How bad? How soon will I know if it resulted in a problem and how long before I can be relatively confident it didn’t? Was definitely a little low, but working before adding it, and seemed fine afterward, but I only ran it for about 15 mins total last night. Would any compressor damage be immediately obvious?

Introducing liquid refrigerant into the low side can slug the compressor.

The compressor was designed to compress a gas.

The compressor can’t compress a liquid.

Wait and see if the compressor starts making noise.

Tester

3 Likes

Yeah, I know all of those things. That is why I asked the question.

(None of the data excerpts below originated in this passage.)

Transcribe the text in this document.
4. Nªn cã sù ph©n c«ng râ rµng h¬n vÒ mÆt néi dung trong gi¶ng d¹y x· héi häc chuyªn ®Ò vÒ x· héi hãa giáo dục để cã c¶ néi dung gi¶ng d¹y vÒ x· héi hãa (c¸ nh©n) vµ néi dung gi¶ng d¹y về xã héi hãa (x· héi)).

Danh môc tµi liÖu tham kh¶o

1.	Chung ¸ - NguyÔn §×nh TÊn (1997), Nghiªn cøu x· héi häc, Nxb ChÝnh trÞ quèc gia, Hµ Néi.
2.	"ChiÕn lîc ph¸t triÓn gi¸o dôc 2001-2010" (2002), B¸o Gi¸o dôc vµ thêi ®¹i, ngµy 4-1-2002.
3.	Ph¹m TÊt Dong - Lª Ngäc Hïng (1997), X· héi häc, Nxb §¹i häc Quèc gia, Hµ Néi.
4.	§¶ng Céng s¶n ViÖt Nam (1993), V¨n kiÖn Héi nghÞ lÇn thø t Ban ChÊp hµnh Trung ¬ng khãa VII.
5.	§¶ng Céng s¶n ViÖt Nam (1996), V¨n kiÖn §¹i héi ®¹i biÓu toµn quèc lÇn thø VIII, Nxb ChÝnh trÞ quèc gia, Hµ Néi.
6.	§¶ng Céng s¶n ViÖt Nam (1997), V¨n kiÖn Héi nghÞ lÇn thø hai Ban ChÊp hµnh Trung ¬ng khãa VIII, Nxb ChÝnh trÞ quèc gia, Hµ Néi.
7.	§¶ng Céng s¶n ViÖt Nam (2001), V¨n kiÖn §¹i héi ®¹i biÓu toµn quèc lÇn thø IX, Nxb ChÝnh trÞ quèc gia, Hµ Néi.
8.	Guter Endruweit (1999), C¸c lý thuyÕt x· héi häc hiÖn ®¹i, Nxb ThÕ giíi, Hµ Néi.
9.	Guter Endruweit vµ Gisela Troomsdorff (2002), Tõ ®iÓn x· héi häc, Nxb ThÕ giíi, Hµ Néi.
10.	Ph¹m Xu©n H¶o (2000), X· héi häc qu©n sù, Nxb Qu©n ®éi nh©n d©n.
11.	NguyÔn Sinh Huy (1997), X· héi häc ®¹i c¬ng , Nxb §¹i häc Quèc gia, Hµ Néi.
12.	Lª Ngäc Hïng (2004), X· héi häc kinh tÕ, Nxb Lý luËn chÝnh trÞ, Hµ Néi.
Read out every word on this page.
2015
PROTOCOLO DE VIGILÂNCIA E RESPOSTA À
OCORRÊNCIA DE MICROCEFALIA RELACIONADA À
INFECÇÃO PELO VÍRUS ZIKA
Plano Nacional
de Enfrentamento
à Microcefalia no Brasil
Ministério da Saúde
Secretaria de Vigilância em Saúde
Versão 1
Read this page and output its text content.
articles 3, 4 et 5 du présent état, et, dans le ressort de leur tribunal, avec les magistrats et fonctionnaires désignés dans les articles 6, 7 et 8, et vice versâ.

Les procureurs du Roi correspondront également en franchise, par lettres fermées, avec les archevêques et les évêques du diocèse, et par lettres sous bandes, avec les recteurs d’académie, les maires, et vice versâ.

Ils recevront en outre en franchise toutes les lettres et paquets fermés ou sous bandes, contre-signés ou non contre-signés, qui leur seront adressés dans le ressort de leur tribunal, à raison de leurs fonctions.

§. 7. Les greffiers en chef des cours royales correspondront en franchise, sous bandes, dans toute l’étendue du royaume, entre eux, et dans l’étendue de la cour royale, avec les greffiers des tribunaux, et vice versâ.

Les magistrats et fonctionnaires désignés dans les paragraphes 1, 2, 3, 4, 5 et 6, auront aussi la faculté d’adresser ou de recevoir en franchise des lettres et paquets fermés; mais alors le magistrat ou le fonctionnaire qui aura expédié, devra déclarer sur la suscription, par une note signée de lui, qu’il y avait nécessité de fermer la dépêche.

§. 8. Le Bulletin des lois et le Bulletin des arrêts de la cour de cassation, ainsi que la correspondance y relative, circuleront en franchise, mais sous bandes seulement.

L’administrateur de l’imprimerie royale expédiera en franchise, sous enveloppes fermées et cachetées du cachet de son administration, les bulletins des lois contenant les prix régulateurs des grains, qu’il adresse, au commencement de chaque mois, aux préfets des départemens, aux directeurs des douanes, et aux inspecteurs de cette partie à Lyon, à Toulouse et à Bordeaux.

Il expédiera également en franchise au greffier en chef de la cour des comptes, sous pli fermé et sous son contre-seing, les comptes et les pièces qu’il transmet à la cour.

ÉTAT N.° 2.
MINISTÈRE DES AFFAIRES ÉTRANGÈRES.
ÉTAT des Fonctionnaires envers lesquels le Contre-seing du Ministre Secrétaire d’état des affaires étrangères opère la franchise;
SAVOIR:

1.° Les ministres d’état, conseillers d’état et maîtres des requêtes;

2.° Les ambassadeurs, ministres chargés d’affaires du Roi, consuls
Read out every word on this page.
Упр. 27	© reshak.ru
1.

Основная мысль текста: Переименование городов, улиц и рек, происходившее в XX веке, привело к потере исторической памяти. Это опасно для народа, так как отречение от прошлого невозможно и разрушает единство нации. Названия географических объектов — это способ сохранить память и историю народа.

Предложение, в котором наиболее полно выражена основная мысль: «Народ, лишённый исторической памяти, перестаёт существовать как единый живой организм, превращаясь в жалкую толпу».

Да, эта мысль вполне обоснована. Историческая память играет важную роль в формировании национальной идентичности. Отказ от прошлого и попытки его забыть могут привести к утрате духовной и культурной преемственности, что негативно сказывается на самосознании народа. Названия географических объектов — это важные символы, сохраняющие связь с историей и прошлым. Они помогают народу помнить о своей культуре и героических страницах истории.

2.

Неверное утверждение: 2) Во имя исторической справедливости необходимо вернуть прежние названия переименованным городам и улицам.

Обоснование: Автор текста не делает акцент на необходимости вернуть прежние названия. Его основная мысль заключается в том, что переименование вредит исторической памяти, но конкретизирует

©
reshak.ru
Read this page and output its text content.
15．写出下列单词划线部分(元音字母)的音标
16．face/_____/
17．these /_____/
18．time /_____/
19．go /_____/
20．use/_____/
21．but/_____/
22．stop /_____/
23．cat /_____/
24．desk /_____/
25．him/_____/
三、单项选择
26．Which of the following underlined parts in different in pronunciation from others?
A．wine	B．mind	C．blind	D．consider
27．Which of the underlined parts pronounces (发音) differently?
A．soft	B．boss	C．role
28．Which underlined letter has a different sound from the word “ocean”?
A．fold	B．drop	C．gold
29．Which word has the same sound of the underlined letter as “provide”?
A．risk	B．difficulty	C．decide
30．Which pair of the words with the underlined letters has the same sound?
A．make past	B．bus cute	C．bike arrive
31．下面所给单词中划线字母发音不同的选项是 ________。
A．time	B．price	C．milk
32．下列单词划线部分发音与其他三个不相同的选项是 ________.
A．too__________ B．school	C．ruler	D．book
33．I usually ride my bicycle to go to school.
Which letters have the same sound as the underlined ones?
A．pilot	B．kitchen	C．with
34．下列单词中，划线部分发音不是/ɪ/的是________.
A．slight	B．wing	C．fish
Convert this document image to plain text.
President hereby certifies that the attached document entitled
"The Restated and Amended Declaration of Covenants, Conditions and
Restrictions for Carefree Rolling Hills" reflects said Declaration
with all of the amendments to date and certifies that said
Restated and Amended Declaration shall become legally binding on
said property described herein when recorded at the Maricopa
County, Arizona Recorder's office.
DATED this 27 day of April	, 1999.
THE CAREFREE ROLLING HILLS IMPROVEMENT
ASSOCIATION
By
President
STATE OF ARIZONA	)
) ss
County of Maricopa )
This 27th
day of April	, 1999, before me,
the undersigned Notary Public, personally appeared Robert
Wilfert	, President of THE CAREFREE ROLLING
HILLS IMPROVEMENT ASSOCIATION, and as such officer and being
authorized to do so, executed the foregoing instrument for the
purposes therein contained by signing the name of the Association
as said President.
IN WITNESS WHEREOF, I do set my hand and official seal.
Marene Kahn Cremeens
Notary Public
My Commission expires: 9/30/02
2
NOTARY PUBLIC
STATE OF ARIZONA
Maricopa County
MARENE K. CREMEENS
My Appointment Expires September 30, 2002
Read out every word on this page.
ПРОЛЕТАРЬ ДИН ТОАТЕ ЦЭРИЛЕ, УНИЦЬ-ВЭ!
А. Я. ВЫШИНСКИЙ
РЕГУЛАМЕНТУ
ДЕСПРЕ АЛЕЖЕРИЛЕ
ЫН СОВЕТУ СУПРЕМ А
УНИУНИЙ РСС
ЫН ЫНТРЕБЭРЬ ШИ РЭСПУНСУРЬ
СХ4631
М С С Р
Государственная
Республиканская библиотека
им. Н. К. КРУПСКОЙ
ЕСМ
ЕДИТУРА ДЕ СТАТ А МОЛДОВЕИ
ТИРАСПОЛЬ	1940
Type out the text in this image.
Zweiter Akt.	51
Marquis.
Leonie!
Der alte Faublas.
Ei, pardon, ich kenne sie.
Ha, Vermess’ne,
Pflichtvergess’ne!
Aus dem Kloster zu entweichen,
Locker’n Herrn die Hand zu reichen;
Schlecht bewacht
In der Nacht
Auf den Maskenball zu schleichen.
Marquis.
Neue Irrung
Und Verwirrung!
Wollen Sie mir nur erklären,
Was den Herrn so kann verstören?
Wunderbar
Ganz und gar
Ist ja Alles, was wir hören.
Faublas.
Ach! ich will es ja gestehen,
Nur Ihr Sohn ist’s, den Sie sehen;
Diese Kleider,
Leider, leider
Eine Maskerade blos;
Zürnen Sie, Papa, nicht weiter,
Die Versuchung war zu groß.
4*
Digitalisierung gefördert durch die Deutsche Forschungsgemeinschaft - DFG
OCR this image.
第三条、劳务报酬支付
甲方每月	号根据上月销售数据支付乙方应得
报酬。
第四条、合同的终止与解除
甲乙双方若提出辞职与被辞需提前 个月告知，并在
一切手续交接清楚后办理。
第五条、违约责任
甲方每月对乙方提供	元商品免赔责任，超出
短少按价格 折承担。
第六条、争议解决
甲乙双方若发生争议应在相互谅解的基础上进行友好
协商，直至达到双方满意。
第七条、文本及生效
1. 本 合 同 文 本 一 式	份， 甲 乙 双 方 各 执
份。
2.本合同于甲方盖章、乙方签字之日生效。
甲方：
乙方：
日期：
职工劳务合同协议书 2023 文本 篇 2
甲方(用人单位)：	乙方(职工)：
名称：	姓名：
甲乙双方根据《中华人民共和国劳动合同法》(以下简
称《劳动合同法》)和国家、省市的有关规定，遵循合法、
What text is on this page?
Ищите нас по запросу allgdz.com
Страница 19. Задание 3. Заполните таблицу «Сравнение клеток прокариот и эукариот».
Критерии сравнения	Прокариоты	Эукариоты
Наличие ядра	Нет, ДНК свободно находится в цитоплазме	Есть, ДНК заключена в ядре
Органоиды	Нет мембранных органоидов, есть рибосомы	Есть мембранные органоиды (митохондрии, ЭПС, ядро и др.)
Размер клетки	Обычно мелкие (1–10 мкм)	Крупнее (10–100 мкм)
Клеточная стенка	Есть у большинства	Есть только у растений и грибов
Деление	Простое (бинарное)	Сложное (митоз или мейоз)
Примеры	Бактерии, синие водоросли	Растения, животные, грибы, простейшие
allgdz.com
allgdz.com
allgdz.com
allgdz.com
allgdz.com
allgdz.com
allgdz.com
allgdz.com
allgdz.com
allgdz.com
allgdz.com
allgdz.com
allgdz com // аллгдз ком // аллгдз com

Was hoping for a more useful answer than, “wait and see” since that is going to happen by default and goes without saying.

What else ya gonna do?

Tester

5 Likes

If you knew all those things, why did you do something you knew might damage the compressor?

Talk about shooting the messenger.

5 Likes

That’s a good sign. If you added it slowly enough, it would be mostly vapor before reaching the compressor.

Since you are already in “wait and see” why even ask

1 Like

If charging into a receiver -drier the liquid would almost certainly be vaporized before reaching the compressor. And My best guess is that the Chevrolet Cavalier had a receiver drier. When the low side port is on or near the compressor a problem is likely though.

I’ve never seen a receiver/drier on the low pressure side on an AC system.

Tester

The service port is about 2 feet from the compressor, where I live there is enough under hood heat to boil off the liquid before it enters the compressor.

That would be the accumulator on this car.

Yes, @Nevada_545, and excuse me @Tester, the car’s drier is called an accumulator. And the charging port is on it.

What’s the recommended alternative? Charging the system with the car not running or into the high side? You don’t want try to charge into the high side while running with any normally available equipment.
The gauge set valves allows the charging flow to be metered out at a slow rate so it can vaporize as it enters the system, are we referring to just spinning the valve wide open instead of just slightly cracking it open to allow the refrigerant to flow?